Decolonization and Indian Music in Guyana

Dear Editor,

Against the background of widespread expressions of grief at the passing of Lata Mangeshkar and simultaneously, calls to decolonize the new Atlantic Readers, I take the opportunity to make an intervention on the intersection of decolonization and Indian Music in Guyana. 

Indian music arrived in Guyana with indentured Indians between 1838 and 1917. Dominated with arrivals from the Bhojpuri Belt of Western UP and Western Bihar, they formed communities in the logies around the hundreds of sugar factories and attempted to replicate Indian village life. Meaning that the full range of traditional folk and religious music was reconstituted including the female-dominated  maticores preceding marriages. 

When the “dulha/bridegroom” marriage parties arrived from distant villages (same-village marriages were taboo!) they remained overnight: night weddings were standard until the late 1940’s. There would be biraha singing competitions between the two “sides” – accompanied with harmoniums and dholaks – where spontaneous compositions were belted out. These compositions evolved into Estate-English ditties like “Bangali Babu”. and “O Maninja”

There would be songs for every part of the life cycle; for instance, sohars at birth of a child, especially by hijras/ third sex individuals whose blessings were valued. The chowtaals, accompanied by jaals/cymbals and dholaks, were sung in traditional call and response style with much gusto at Phagua celebrations. At religious ceremonies such as Jhandies for Hindus and Koran or Milad Shareef for Muslims, Bhajans and Quasidas were respectively sung. The rum shops facilitated much improvisations in music and instruments: the table tops became incredible percussion instruments.

With the introduction of Bollywood movies from the late 1930’s – Balasaheb Joban in 1937 – and the introduction of radio stations in Guyana around the same time, “filmi” songs soon displaced the traditional folk music – but the singing simply morphed. Starting in 1938, Station ZFY played local sponsored Indian filmi music and became Radio Demerara in 1951 after it was bought over by expatriate Rediffusion. The Indian music – religious and filmi –  remained relegated to “Dayclean” (5:30am) to reach the sugar workers before they left for work. That designated time slot remains into the present. The filmi singers, Lata, Mukesh and Rafi  emerged to rule the roost into the present.
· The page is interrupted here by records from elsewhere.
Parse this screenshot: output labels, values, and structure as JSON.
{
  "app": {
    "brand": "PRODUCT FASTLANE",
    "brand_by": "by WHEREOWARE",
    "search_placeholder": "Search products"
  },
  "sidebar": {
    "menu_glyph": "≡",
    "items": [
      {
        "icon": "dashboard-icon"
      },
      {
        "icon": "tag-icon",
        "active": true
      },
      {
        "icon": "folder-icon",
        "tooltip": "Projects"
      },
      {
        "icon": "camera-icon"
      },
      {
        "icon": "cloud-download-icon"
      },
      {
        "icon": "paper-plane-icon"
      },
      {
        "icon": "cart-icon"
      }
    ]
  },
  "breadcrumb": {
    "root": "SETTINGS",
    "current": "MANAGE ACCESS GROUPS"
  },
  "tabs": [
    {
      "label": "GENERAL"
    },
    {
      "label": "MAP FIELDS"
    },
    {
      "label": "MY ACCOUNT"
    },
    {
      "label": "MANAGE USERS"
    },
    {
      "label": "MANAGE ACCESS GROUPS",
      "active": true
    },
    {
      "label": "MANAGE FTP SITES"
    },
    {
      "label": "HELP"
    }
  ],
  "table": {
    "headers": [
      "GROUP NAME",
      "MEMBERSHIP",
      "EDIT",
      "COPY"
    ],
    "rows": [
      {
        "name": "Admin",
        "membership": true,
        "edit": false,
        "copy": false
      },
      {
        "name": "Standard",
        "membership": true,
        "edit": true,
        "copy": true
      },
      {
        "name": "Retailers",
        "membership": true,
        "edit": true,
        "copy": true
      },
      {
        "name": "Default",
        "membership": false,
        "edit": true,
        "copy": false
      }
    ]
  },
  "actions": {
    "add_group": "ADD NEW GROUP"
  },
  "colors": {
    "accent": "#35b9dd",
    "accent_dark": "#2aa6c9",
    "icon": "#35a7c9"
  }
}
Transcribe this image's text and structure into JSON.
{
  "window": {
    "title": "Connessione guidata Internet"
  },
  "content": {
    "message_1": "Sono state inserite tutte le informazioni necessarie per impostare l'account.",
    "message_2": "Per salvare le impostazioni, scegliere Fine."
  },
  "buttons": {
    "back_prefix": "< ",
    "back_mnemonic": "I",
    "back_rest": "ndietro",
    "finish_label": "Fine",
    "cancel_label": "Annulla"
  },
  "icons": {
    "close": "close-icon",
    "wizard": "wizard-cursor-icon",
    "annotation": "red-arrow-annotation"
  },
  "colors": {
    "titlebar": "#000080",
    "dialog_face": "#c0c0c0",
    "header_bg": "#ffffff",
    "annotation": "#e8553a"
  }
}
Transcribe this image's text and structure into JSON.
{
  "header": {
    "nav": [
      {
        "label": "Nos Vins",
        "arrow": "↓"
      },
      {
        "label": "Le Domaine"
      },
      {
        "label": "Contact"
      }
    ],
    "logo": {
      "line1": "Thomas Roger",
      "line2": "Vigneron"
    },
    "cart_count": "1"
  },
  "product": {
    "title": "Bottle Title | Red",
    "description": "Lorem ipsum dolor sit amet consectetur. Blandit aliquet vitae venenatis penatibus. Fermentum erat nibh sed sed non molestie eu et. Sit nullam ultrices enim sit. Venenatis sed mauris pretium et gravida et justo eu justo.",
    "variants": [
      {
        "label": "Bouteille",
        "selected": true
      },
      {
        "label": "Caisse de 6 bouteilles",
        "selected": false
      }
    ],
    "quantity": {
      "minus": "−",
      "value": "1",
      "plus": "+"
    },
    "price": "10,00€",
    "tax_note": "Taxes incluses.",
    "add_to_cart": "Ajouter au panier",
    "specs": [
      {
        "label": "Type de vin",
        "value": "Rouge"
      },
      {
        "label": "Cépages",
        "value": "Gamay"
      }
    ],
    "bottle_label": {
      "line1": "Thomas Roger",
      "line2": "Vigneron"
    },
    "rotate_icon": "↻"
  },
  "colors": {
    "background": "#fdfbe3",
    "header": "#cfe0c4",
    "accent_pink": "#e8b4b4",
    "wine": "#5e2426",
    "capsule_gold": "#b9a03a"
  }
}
By 1950 when the sugar industry would launch in largest housing drive in the Caribbean, obtaining a radio was not a luxury but a necessity as much as stairs. Rooplall Monar was to name the novel about this move from the logies, “High House and Radio”. At that time, the local radio announcers became almost as iconic as the playback singers with the “Man with the Golden Voice”,  Ayube Hamid setting the standard and Eshri Singh a close second. They had a three-hour block with seven shows featuring Indian music, including local performances, on Sunday afternoons. On Monday nights, there would be “Indian Memory Album” (“oldies”) hosted by Ayube Hamid, with his signature theme song, “Sohani Raat”. 

In the 1950’s, Eric Williams had pointedly gentrified the “lower class” African Trinidad art forms such as tamboo bamboo, pan and calypso, into his decolonizing “national culture”. The last two were imported wholesale into Guyana and  added to Masquerade as “Guyanese” national culture music. But Indian music, even the local compositions such as taan, biraha, or creolized songs in Estate English were never considered “national folk songs”. As were, for instance, “Sitira Gyal” or “Itanami” to be played on “Broadcast to Schools” to impressionable schoolchildren. No thought was given even by Cheddi Jagan’s supposedly “Indian” government between 1957-1964 to encourage Indian music.

The PNC’s stance on Indian music in the public sphere was exemplified around 1985, when, according to Eshri Singh, Minister of Information Yvonne Harewood-Benn in a presumably “decolonizing” move ordered him to insert “English” songs between  the Indian ones in his privately sponsored Sunday shows. He quit in disgust and emigrated to NYC. In 1998, Moses Nagamootoo was to warn against “more Indian music” on the airwaves. The National School of Music, founded in 2011, teaches no Indian musical instrument or singing.